Recommendation: Add a assert(len <= MAX_HEADER_SIZE) or explicit check inside parse_header() for defense in depth.

Best Practices

• Do: Always profile context before reasoning. Raw caller/callee code without security profiling adds noise and leads to worse analysis than no context at all.
• Do: Score and rank context elements. Not all callers matter equally — prioritize those handling external input or controlling security-critical parameters.
• Do: Use counterfactual reasoning in both directions. For "safe" verdicts, articulate what would make it unsafe. For "vulnerable" verdicts, check if any existing defense was overlooked.
• Do: Trace specific data flow paths. Name the variable, the caller that sets it, the callee that consumes it, and what goes wrong.
• Avoid: Dumping all callers and callees into the analysis without filtering.

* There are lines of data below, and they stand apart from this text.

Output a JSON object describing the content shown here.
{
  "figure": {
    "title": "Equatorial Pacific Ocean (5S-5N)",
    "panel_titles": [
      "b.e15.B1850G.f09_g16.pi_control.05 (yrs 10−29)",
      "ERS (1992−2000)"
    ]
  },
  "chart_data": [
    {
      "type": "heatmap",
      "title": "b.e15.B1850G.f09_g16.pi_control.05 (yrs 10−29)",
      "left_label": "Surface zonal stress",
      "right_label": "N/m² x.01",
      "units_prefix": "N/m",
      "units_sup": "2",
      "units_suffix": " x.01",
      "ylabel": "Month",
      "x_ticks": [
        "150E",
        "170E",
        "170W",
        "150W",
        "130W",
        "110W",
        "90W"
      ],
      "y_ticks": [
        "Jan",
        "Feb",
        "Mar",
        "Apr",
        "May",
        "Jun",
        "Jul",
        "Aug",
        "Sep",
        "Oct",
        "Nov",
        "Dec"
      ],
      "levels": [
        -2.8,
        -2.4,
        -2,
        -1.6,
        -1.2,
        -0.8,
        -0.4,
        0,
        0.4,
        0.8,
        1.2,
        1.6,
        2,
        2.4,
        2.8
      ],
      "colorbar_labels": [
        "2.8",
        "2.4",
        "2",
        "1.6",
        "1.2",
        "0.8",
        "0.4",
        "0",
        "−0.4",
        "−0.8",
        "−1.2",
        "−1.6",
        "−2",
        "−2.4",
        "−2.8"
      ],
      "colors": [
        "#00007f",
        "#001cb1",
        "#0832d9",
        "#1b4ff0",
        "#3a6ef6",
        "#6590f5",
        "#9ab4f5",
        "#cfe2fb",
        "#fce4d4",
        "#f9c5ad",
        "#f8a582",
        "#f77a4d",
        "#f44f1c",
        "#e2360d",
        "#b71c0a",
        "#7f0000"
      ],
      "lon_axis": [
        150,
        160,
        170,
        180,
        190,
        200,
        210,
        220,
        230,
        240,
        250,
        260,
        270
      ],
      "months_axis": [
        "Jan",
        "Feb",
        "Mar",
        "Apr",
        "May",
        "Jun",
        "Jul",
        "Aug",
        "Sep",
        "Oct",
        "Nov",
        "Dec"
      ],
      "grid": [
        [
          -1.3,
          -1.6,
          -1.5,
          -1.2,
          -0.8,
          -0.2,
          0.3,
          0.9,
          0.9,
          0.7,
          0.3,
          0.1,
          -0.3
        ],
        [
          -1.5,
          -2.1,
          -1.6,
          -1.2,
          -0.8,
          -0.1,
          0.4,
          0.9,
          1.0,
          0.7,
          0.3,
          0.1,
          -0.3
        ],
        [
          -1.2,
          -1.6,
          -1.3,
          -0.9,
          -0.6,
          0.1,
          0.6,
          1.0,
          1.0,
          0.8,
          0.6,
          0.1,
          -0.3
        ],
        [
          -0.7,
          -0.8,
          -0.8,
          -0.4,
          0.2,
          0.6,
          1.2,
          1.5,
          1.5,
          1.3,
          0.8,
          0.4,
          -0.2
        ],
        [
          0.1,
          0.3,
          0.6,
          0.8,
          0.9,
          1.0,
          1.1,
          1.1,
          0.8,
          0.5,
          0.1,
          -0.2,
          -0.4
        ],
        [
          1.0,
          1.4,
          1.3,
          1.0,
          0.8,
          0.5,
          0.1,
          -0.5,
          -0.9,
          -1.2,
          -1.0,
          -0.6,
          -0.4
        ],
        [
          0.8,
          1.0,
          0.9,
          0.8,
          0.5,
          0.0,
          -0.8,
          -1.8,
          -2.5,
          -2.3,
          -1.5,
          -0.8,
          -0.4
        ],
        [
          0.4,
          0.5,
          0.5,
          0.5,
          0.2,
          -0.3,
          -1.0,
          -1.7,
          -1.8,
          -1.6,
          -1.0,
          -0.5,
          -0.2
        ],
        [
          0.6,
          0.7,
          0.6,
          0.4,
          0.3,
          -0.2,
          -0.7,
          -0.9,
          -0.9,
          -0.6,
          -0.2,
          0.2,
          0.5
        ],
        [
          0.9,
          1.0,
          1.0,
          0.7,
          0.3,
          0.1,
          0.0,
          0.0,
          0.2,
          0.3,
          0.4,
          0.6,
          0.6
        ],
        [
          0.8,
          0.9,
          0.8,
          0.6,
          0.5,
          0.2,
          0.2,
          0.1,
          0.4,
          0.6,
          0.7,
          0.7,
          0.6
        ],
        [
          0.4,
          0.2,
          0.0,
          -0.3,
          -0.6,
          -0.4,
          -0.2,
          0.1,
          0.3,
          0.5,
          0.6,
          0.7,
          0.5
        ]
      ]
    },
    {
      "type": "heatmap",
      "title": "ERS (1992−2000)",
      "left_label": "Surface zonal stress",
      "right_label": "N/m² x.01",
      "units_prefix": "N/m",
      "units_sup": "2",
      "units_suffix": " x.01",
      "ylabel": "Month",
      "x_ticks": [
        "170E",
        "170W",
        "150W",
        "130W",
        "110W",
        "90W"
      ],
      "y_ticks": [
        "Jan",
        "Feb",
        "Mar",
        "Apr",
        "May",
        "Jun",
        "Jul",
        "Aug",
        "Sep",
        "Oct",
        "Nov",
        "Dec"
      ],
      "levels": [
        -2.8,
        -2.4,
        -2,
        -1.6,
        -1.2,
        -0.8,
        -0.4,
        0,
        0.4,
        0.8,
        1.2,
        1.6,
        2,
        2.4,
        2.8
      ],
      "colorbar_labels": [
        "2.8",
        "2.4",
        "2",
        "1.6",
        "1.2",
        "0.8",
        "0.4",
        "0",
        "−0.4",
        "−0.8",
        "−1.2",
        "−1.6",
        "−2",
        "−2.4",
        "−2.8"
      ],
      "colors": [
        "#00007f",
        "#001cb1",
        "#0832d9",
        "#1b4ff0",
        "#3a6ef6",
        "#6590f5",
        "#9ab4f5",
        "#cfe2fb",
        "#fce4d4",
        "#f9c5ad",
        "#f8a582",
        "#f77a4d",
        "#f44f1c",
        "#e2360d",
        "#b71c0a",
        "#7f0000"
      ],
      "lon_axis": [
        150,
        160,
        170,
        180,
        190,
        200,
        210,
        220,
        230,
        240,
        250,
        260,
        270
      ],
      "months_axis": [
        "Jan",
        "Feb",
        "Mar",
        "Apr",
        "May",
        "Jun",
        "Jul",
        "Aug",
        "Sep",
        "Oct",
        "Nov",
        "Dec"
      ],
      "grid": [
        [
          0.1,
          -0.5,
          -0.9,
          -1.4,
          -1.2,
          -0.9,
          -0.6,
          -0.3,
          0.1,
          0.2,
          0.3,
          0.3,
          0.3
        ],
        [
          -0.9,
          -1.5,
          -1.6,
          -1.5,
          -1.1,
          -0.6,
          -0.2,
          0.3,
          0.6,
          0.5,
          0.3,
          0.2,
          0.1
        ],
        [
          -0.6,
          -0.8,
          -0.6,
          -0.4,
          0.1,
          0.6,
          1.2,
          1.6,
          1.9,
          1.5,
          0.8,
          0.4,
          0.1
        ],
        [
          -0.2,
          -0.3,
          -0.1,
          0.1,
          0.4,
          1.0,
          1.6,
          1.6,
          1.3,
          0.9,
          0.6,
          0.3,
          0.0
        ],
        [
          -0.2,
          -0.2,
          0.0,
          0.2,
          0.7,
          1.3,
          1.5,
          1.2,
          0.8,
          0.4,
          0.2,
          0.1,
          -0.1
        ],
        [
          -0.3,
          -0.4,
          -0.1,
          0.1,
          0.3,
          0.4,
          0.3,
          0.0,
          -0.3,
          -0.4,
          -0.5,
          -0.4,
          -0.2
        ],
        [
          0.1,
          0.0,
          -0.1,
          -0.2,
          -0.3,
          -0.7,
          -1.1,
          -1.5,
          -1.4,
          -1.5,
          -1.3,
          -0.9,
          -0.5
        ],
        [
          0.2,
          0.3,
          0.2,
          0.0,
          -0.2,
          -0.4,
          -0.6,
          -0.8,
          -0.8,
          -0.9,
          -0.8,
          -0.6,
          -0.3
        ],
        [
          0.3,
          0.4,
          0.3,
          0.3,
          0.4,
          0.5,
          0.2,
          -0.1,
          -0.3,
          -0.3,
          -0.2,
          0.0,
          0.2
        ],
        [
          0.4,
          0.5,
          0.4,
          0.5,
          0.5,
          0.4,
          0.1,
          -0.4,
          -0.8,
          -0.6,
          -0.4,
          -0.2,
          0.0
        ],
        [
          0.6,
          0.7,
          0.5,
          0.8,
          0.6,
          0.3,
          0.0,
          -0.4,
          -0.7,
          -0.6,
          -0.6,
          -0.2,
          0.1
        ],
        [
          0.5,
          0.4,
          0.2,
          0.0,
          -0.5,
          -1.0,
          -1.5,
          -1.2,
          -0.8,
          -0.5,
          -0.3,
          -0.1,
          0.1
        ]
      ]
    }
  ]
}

The paper shows this degrades detection accuracy.
• Avoid: Making verdicts based on the target function alone when the user asked for inter-procedural analysis. A function that looks safe in isolation may be dangerous given its callers.
• Avoid: Conflating "no current callers pass bad input" with "the function is safe." Flag latent vulnerabilities with defense-in-depth recommendations.

Error Handling

• Cannot find callers/callees: If the codebase is incomplete or the function is in a library with unknown callers, state this limitation explicitly. Analyze the function under worst-case caller assumptions (untrusted input, unchecked return values) and note that the verdict is conditional.
• Too many callers to analyze: For heavily-called utility functions (e.g., malloc wrappers), sample callers from security-sensitive code paths (network handlers, parsers, authentication) rather than analyzing all call sites.
• Context exceeds practical limits: If the combined context is too large, strictly use relevance scoring to keep only elements scoring 7+. Summarize excluded elements as "N additional callers examined, none handling external input."
• Conflicting evidence from different callers: If some callers are safe and others are not, report the vulnerability as real — a single exploitable call path is sufficient.

Limitations

• This approach requires access to the broader codebase, not just an isolated function snippet. If the user provides only a single function with no surrounding code, fall back to function-level analysis and note the limitation.
• Inter-procedural analysis through indirect calls (function pointers, virtual dispatch, callbacks) is inherently incomplete. Flag these as "context gaps" when encountered.
• The technique is most effective for C/C++ memory safety and logic vulnerabilities (CWE-119, CWE-416, CWE-476, CWE-787, CWE-190). It is less proven for web application vulnerabilities (XSS, SQLi) where taint tracking frameworks are more appropriate.
• For very large codebases (10K+ callers), exhaustive analysis is impractical. The scoring/selection phase is essential — skipping it will produce worse results than function-only analysis.
• The structured reasoning format helps rigor but cannot substitute for domain expertise in cryptography, protocol design, or concurrency bugs where the vulnerability patterns are qualitatively different.

Reference

Paper: Beyond Function-Level Analysis: Context-Aware Reasoning for Inter-Procedural Vulnerability Detection — Li et al., 2026. Look for: Table 2 (reasoning trace templates), Section 3 (context profiling pipeline), and the ablation in Section 5 showing that processed context + structured reasoning is the only combination that improves over baselines.